Where in the world are the Senators?
Keeping track of players during NHL lockout
DON BRENNAN, QMI Agency
|Ottawa Senators forward Zack Smith (Tony Caldwell/QMI Agency)
Originally slated to start the season Thursday at the Bell Centre, Senators will be just about everywhere but Montreal that very dark night.
Some are already playing in Russia, two are in Finland, one is in Switzerland and yet one more is expected to head to Denmark, if he isn’t there already.
The second player to find work in Finland is skilled, 23-year-old centre Kyle Turris, who signed with Oulun Karpat of the Finnish Elite League on Saturday.
Skating three times a week at the Bell Sensplex with a handful of other pros and their pals just wasn’t cutting it.
“The numbers (at the Sensplex skate) are dwindling, I’m sure it’s similar to everywhere else,” Turris said after one recent morning on-ice workout in Kanata. “The more guys that go, the less guys that are here. I’m sure the guys that are here are going to start looking more seriously to try and find something.”
Some are fortunate. Because of their contract status, young players like Jared Cowen, Mika Zibanejad, Jakob Silfverberg and Mark Stone are with the Binghamton Senators, getting better while making AHL money. It’s small potatoes compared to what they’d be earning in the NHL, but at least it’s something — and they don’t have to go to another continent to find the paycheque.
More than a dozen other would-be NHL Senators are in limbo.
The closest Marc Methot it getting to playing a game these days is with a controller on his TV screen. Before a date with his video game the other day, Methot nodded to the just-vacated Sensplex ice and, while mulling over his immediate future, stated flatly: “I know one thing .. I’m sick of this already.”
All practice and no games can make any hockey player a miserable boy, indeed. But right now, guys like Methot, Chris Phillips, Chris Neil, Zack Smith, Erik Condra, Colin Greening, Jim O’Brien, Mike Lundin, Craig Anderson and Ben Bishop have no other choice — or at least none worth their while.
“I’d like to go play, but there’s not a lot of options,” Smith said before going home to Saskatchewan for Thanksgiving weekend. “Obviously, the high-profile guys will get jobs, but it’s tough.
“There are some leagues like the second league in Germany, and the U.K., but you want to play in the best league you can. I don’t know if it gets easier.”
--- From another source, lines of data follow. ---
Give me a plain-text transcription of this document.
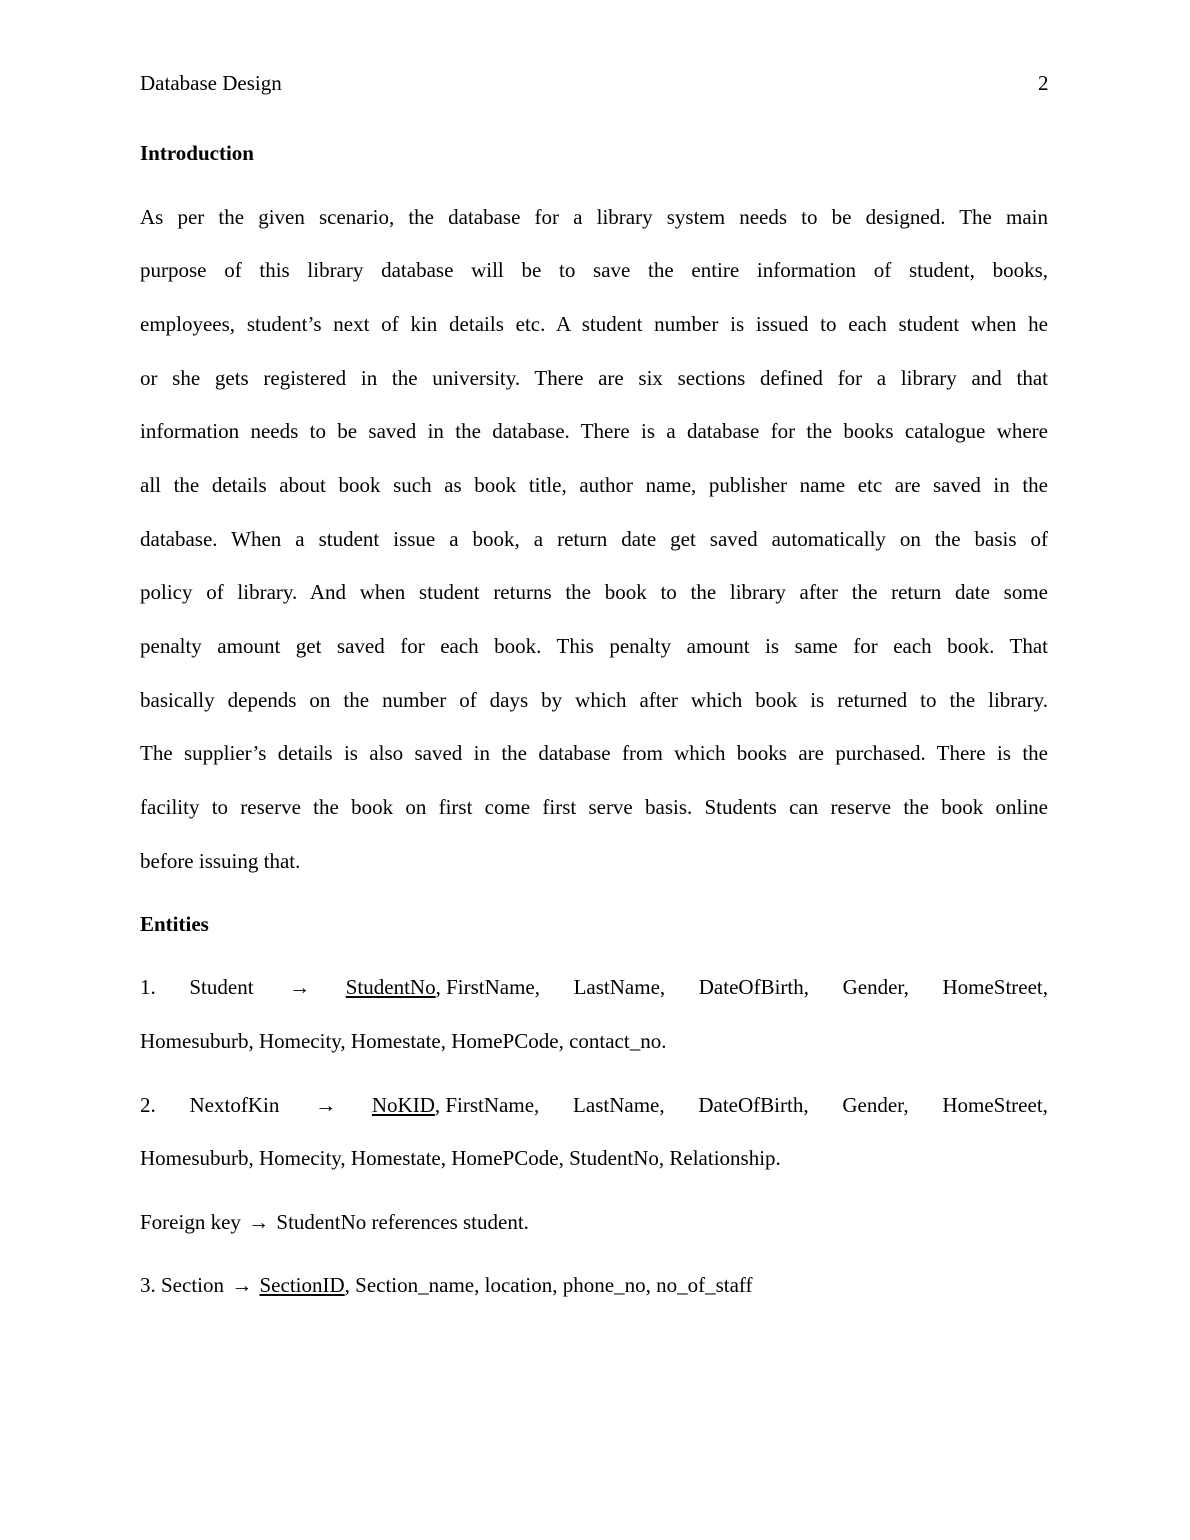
Database Design	2
Introduction
As per the given scenario, the database for a library system needs to be designed. The main
purpose of this library database will be to save the entire information of student, books,
employees, student’s next of kin details etc. A student number is issued to each student when he
or she gets registered in the university. There are six sections defined for a library and that
information needs to be saved in the database. There is a database for the books catalogue where
all the details about book such as book title, author name, publisher name etc are saved in the
database. When a student issue a book, a return date get saved automatically on the basis of
policy of library. And when student returns the book to the library after the return date some
penalty amount get saved for each book. This penalty amount is same for each book. That
basically depends on the number of days by which after which book is returned to the library.
The supplier’s details is also saved in the database from which books are purchased. There is the
facility to reserve the book on first come first serve basis. Students can reserve the book online
before issuing that.
Entities
1. Student → StudentNo, FirstName, LastName, DateOfBirth, Gender, HomeStreet,
Homesuburb, Homecity, Homestate, HomePCode, contact_no.
2. NextofKin → NoKID, FirstName, LastName, DateOfBirth, Gender, HomeStreet,
Homesuburb, Homecity, Homestate, HomePCode, StudentNo, Relationship.
Foreign key → StudentNo references student.
3. Section → SectionID, Section_name, location, phone_no, no_of_staff
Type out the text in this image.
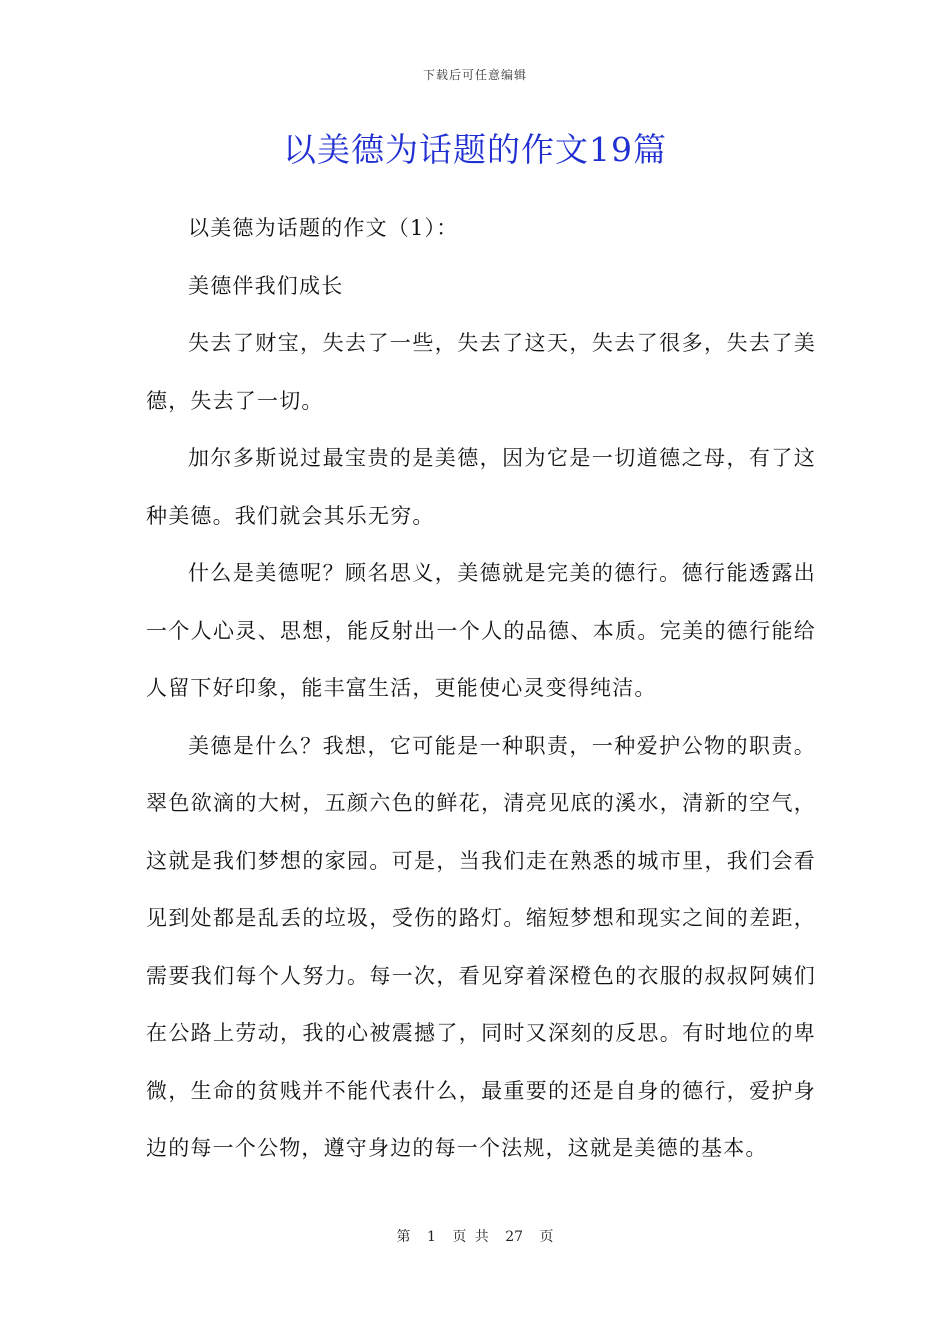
下载后可任意编辑
以美德为话题的作文19篇

以美德为话题的作文（1）：

美德伴我们成长

失去了财宝，失去了一些，失去了这天，失去了很多，失去了美德，失去了一切。

加尔多斯说过最宝贵的是美德，因为它是一切道德之母，有了这种美德。我们就会其乐无穷。

什么是美德呢？顾名思义，美德就是完美的德行。德行能透露出一个人心灵、思想，能反射出一个人的品德、本质。完美的德行能给人留下好印象，能丰富生活，更能使心灵变得纯洁。

美德是什么？我想，它可能是一种职责，一种爱护公物的职责。翠色欲滴的大树，五颜六色的鲜花，清亮见底的溪水，清新的空气，这就是我们梦想的家园。可是，当我们走在熟悉的城市里，我们会看见到处都是乱丢的垃圾，受伤的路灯。缩短梦想和现实之间的差距，需要我们每个人努力。每一次，看见穿着深橙色的衣服的叔叔阿姨们在公路上劳动，我的心被震撼了，同时又深刻的反思。有时地位的卑微，生命的贫贱并不能代表什么，最重要的还是自身的德行，爱护身边的每一个公物，遵守身边的每一个法规，这就是美德的基本。

第 1 页 共 27 页
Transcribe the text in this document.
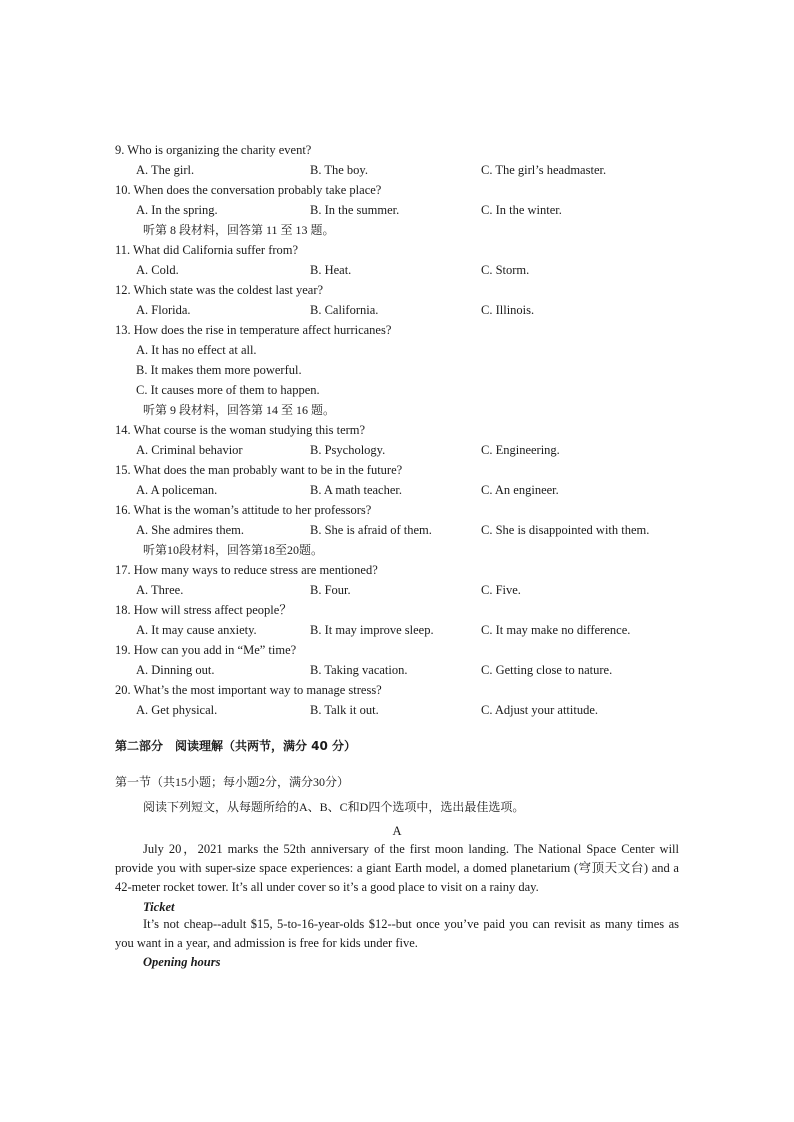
9. Who is organizing the charity event?
A. The girl.	B. The boy.	C. The girl’s headmaster.
10. When does the conversation probably take place?
A. In the spring.	B. In the summer.	C. In the winter.
听第 8 段材料，回答第 11 至 13 题。
11. What did California suffer from?
A. Cold.	B. Heat.	C. Storm.
12. Which state was the coldest last year?
A. Florida.	B. California.	C. Illinois.
13. How does the rise in temperature affect hurricanes?
A. It has no effect at all.
B. It makes them more powerful.
C. It causes more of them to happen.
听第 9 段材料，回答第 14 至 16 题。
14. What course is the woman studying this term?
A. Criminal behavior	B. Psychology.	C. Engineering.
15. What does the man probably want to be in the future?
A. A policeman.	B. A math teacher.	C. An engineer.
16. What is the woman’s attitude to her professors?
A. She admires them.	B. She is afraid of them.	C. She is disappointed with them.
听第10段材料，回答第18至20题。
17. How many ways to reduce stress are mentioned?
A. Three.	B. Four.	C. Five.
18. How will stress affect people？
A. It may cause anxiety.	B. It may improve sleep.	C. It may make no difference.
19. How can you add in “Me” time?
A. Dinning out.	B. Taking vacation.	C. Getting close to nature.
20. What’s the most important way to manage stress?
A. Get physical.	B. Talk it out.	C. Adjust your attitude.
第二部分　阅读理解（共两节，满分 40 分）
第一节（共15小题；每小题2分，满分30分）
阅读下列短文，从每题所给的A、B、C和D四个选项中，选出最佳选项。
A
July 20，2021 marks the 52th anniversary of the first moon landing. The National Space Center will provide you with super-size space experiences: a giant Earth model, a domed planetarium (穹顶天文台) and a 42-meter rocket tower. It’s all under cover so it’s a good place to visit on a rainy day.
Ticket
It’s not cheap--adult $15, 5-to-16-year-olds $12--but once you’ve paid you can revisit as many times as you want in a year, and admission is free for kids under five.
Opening hours
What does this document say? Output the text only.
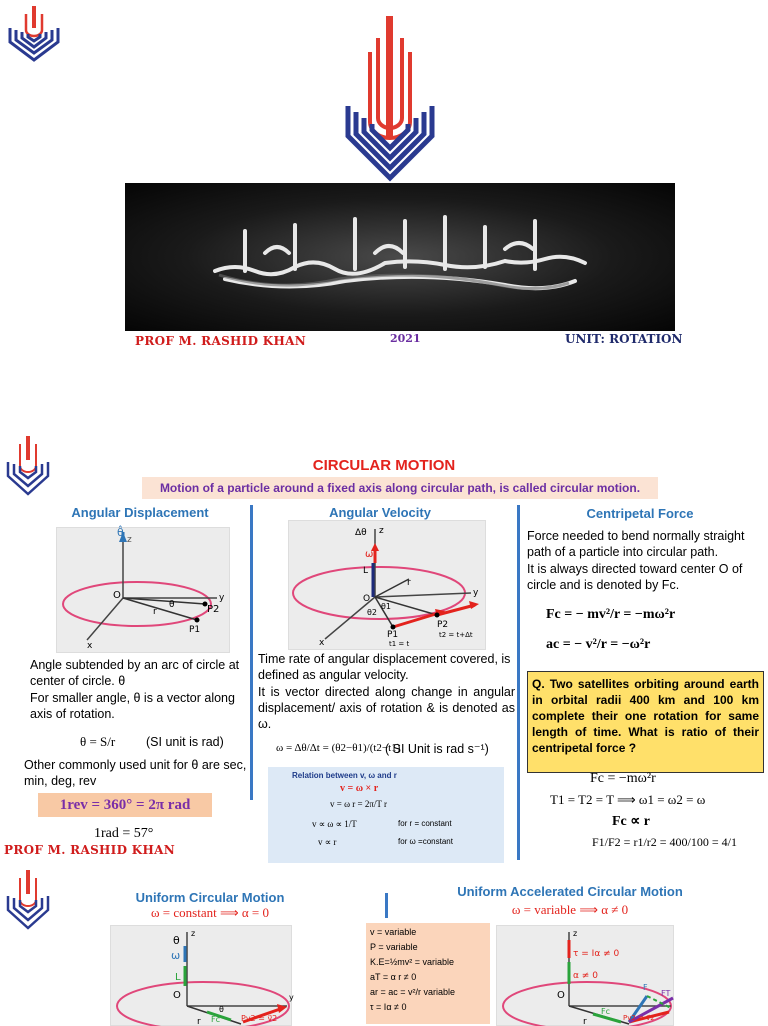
PROF M. RASHID KHAN	2021	UNIT: ROTATION
CIRCULAR MOTION
Motion of a particle around a fixed axis along circular path, is called circular motion.
Angular Displacement
θ̂
z
O
r
θ	P2
P1
y
x
Angle subtended by an arc of circle at center of circle. θ
For smaller angle, θ is a vector along axis of rotation.
θ = S/r (SI unit is rad)
Other commonly used unit for θ are sec, min, deg, rev
1rev = 360° = 2π rad
1rad = 57°
PROF M. RASHID KHAN
Angular Velocity
Δθ
ω
z
L
r
O
y
x
θ1
θ2
P1
P2
t1 = t
t2 = t+Δt
Time rate of angular displacement covered, is defined as angular velocity.
It is vector directed along change in angular displacement/ axis of rotation & is denoted as ω.
ω = Δθ/Δt = (θ2−θ1)/(t2−t1)
( SI Unit is rad s⁻¹)
Relation between v, ω and r
v = ω × r
v = ω r = 2π/T r
v ∝ ω ∝ 1/T	for r = constant
v ∝ r	for ω =constant
Centripetal Force
Force needed to bend normally straight path of a particle into circular path.
It is always directed toward center O of circle and is denoted by Fc.
Fc = − mv²/r = −mω²r
ac = − v²/r = −ω²r
Q. Two satellites orbiting around earth in orbital radii 400 km and 100 km complete their one rotation for same length of time. What is ratio of their centripetal force ?
Fc = −mω²r
T1 = T2 = T ⟹ ω1 = ω2 = ω
Fc ∝ r
F1/F2 = r1/r2 = 400/100 = 4/1
Uniform Circular Motion
ω = constant ⟹ α = 0
θ
z
ω
L
O
r
θ
Fc
y
Pv2 = v⃗2
Uniform Accelerated Circular Motion
ω = variable ⟹ α ≠ 0
v = variable
P = variable
K.E=½mv² = variable
aT = α r ≠ 0
ar = ac = v²/r variable
τ = Iα ≠ 0
z
τ = Iα ≠ 0
α ≠ 0
O
r
Fc
F
FT
Pv2 = v⃗2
Truth is, he knows it won’t.
Personally, I agree with comments attributed to Anaheim winger Bobby Ryan earlier this week. If the NHL’s union brothers are so adamant about standing up against the owners, they should do as one. The lockout and missed paycheques don’t affect the stars with the big salaries as much as they do the minimum-waged guys or those slightly above that line, yet it’s those “high-profile” players who are fleeing to Europe. And when they get there, they are arriving as something of a “scab” to take the job of another player. Not in its truest definition, perhaps, but when a staunch union man is in a lockout, he shouldn’t be taking the job of a guy in another union. Especially when the staunch union man doesn’t need the money; when he’s only doing it to stay sharp.
The exodus to Europe just doesn’t make sense to me, but then, nothing much about this NHL labour dispute does.